Horticulturalist Claire Bickle shows us a simple way to garden on the cheap - instead of always buying new, try taking cuttings from your own plants, a neighbour or a friend.

One way to save money when it comes to gardening is to propagate your own plants. Whether propagating from a seed or a cutting, it is far more cost effective than buying established plants. Once you have some practice with simple propagation techniques it will be a lifelong skill.

Indoor plants, perennial shrubs, ground covers, trees – there’s so many plants that you can propagate via cutting.

Types of cutting/vegetative propagation

There are three types of cuttings:

  • Softwood cuttings – these will still bend and move.
  • Semi-hardwood cuttings – these stems will be slightly firmer and more rigid.
  • Hardwood cuttings – these are generally the stems of deciduous plants, taken when they’re completely dormant. They will be very firm with little to no bending.

When to cut?

When it comes to the timing of taking and striking soft wood and semi-hardwood cuttings there is no one rule that fits all, but generally throughout the warmer months is a good time. This is when plants are actively putting on new growth.

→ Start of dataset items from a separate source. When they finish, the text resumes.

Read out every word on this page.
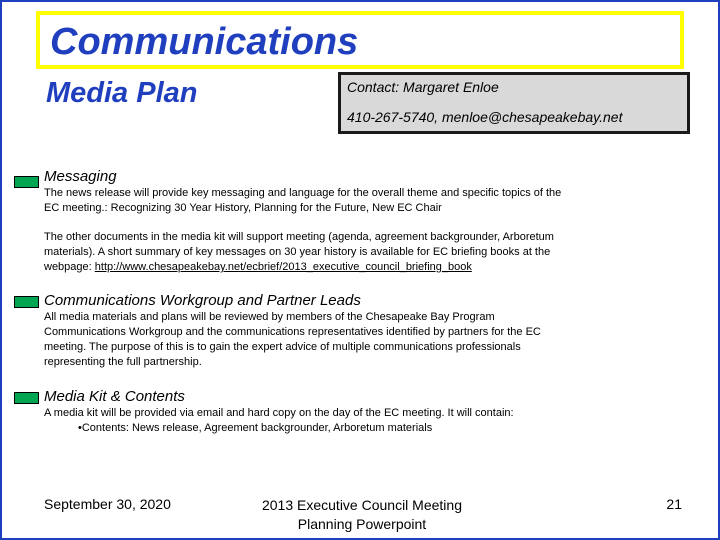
Communications
Media Plan	Contact: Margaret Enloe
410-267-5740, menloe@chesapeakebay.net
Messaging

The news release will provide key messaging and language for the overall theme and specific topics of the
EC meeting.: Recognizing 30 Year History, Planning for the Future, New EC Chair

The other documents in the media kit will support meeting (agenda, agreement backgrounder, Arboretum
materials). A short summary of key messages on 30 year history is available for EC briefing books at the
webpage: http://www.chesapeakebay.net/ecbrief/2013_executive_council_briefing_book

Communications Workgroup and Partner Leads

All media materials and plans will be reviewed by members of the Chesapeake Bay Program
Communications Workgroup and the communications representatives identified by partners for the EC
meeting. The purpose of this is to gain the expert advice of multiple communications professionals
representing the full partnership.

Media Kit & Contents

A media kit will be provided via email and hard copy on the day of the EC meeting. It will contain:

•Contents: News release, Agreement backgrounder, Arboretum materials

September 30, 2020	2013 Executive Council Meeting
Planning Powerpoint
21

However, hardwood cuttings of deciduous plants are best taken in winter when they are most dormant.

What you’ll need

  • Cutting and striking mix or propagating sand, not potting mix.
  • Pots or trays to put cuttings in.
  • Sharp secateurs for taking plant-cutting material.
  • Plant cuttings
  • Cutting and striking gel, powder and liquid. Prefer to keep it organic? Use honey instead.

How to strike cuttings

  1. Fill up your tray or small pots with a propagation mix.
  2. Make holes with a dibber, about an inch deep. This ensures no damage occurs to the cutting base and that no rooting powder or gel is wiped off when inserted into the mix.
  3. Take your cuttings from active growing areas. Cut just below a node, this is located just under the leaf stem. Make the cuttings around 4 inches long. Strip off the lower leaves and reduce the size of any of the top leaves if they are large.
  4. Dip the end of the cutting in some rooting hormone powder or gel or even honey. This will help stimulate new roots.
  5. Plant your cuttings into the holes in your prepared in your tray or pot. Cover the holes with enough soil to hold the cutting upright and in place.
  6. Water and keep moist but not wet. Place cutting containers in a sheltered location out of the wind, rain or harsh sun.

Remember that:

  • Hardwood cuttings are best taken in winter.
  • Softwood cuttings can be taken sometimes as tip cuttings. This works well with rosemary, lavender and a variety of other perennials and native plants.

Once roots have set out

If you lightly tug on your cuttings after a few weeks you will be able to tell if they have set out roots. They will probably be actively growing new shoots and quite often, if you wait a little longer, you will see roots at the base of the pot’s drainage holes.

This will be a sign that your cuttings are ready to pot with a general potting mix and fertiliser. From here you can then plant it out into the garden or keep it in your pot.